I can tell, Will thought to himself as his glance skidded to a stop somewhere close to her knees, the same place where her black dress ended. It wasn’t every day that someone intruded on grieving family members to offer their condolences in a dress that looked more like it belonged in a club than in a church hall after a funeral. Will considered himself a bit of an expert on all things funereal. His uncle owned a funeral home and his first job had been to direct people to sign the guest book; it had required nothing more than a tie and a quiet voice. Along the way, he had discovered that the food they served after the services was usually decent, so eight years on he still showed up to strangers’ funerals with some regularity. His uncle thought it was a dark hobby, but he didn’t mind. He had gotten good at predicting how many people would show up at a service just by clicking through the funeral home’s obituaries, and from there guessing what the food would be like to decide which day he wanted to show up. Funerals where someone interesting showed up were rare. It looked like today’s might be interesting.
Even after his lengthy pause, she still extended her hand in greeting. “I’m Freya.”
Will didn’t shake her hand. “What do you do, then?” He was pretty sure she didn’t belong to anyone at the funeral. Today’s service was for an older woman who had outlived most of her relatives. He pushed down his recognition of the irony of his own lack of belonging. “I mean, what do you do when you’re not at funerals?”
“Well, I like to describe my life work as showing people the options they have in front of them. Sort of like a concierge. I like to help people find the right path.”
“Yes, really. I like it when people end up where they’re supposed to.”
Will looked around him, trying to see if anyone was near enough to overhear this strange conversation. He moved closer to Freya and could see with the change of light that he had missed the embroidery on her dress. It was covered with cats. He’d never me someone who worked at a hotel as a concierge who dressed like she did.
He swallowed over a sudden lump in his throat. “So, where do I belong?”
Her eyes seemed to flash. He didn’t know whether he should be frightened or aroused. Her voice sounded deeper, throatier, when she responded. “You belong with me. Clearly.”
He backed up at that. “Freya, I’ll be honest, I only came for the hors d’oeuvres. I’m not looking for more than that. I don’t come to funerals to meet people.”

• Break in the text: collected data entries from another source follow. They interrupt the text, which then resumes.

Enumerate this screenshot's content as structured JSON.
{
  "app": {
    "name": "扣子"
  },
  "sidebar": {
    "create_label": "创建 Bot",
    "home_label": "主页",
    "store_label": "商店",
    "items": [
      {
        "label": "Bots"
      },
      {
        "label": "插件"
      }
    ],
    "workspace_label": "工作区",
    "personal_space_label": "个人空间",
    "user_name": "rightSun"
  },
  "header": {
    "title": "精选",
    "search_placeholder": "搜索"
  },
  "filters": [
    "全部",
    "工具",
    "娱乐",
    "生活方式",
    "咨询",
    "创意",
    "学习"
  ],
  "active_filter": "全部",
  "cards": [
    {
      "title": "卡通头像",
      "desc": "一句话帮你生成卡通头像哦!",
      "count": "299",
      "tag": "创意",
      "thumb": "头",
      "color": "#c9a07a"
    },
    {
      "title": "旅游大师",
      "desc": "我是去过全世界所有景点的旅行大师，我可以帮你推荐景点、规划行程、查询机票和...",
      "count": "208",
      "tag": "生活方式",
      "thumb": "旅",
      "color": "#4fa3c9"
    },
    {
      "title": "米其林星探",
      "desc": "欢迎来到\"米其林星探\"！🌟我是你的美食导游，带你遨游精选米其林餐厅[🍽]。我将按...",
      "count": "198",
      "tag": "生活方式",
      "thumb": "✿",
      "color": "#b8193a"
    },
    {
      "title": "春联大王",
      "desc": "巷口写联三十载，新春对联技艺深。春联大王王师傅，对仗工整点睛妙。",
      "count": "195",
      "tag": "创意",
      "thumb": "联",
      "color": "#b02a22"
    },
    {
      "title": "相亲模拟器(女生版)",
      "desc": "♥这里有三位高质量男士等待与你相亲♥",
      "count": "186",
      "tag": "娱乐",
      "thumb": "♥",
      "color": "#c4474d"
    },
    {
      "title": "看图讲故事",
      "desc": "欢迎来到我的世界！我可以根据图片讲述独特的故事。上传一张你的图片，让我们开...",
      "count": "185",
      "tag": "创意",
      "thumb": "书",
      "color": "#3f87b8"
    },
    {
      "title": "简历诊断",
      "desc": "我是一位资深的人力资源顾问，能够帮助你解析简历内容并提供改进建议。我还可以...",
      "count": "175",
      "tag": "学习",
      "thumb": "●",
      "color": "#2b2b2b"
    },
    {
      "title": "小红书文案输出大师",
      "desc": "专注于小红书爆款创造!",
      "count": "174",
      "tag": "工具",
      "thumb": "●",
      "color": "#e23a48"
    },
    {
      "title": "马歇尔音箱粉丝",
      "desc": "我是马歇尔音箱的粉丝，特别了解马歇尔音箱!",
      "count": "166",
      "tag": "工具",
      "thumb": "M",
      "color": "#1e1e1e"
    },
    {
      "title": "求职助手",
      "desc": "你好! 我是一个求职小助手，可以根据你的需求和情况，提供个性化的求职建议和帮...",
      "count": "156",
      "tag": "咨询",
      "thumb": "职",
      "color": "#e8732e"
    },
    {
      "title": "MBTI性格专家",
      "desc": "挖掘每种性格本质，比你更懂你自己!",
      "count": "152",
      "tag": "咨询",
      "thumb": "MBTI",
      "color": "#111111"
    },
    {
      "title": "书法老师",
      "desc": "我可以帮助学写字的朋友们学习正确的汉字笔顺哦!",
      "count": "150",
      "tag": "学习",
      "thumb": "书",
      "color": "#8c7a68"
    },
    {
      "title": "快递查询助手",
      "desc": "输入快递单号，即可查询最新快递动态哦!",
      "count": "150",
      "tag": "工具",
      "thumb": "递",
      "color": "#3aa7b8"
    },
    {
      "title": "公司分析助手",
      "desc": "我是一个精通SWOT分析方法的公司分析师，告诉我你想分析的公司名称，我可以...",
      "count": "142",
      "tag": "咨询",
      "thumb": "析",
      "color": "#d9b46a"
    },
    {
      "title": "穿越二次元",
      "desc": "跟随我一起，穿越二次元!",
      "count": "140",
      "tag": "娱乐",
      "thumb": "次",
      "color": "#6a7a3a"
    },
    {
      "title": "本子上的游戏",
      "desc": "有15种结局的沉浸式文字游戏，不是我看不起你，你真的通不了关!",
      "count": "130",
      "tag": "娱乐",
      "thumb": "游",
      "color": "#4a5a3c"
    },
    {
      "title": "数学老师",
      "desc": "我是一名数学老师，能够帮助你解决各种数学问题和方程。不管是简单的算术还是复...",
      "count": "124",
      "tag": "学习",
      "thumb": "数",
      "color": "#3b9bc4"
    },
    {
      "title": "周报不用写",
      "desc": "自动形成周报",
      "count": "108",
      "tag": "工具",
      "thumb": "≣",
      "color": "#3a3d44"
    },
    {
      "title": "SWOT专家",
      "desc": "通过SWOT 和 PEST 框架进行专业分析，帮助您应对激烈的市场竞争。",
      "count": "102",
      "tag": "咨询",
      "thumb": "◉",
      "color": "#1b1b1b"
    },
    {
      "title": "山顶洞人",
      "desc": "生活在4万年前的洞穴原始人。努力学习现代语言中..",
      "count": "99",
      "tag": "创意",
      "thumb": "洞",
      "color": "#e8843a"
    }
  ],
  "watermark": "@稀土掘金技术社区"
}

“Will,” she said slowly, advancing toward him as he continued to move away. “That’s the only reason to come to funerals. To meet people. The people who remain.” She shook her long blond hair. He was sure it was a trick of the light, but it looked like the embroidered cats were stalking him. Now he knew he should be frightened. There was nothing attractive about her to him now, now that he remembered his grandmother reading to him from an old book of legends. The Freya in his grandmother’s stories took slain warriors to her hall. He wasn’t sure if it was supposed to be a paradise or not, but he wasn’t willing to take chances.
“I thought you said you were a concierge!” With the sudden insight from his memories, he knew he’d been lied to. “And that you don’t go to funerals!”
“I make it a point not to, Will.”
He realized he had never told her his name.
“Usually, the warriors come to me. But my hall has grown empty lately, so I’m left to seek out warriors on my own. And when I can’t find warriors, I’ll take who’s left. Apparently, today that’s the vultures who circle for carrion in the form of hors d’oeuvres at a quiet place like this.”
He shook his head slowly, but knew there was no escape. Without much choice, he finally held out his hand and allowed her to lead him away.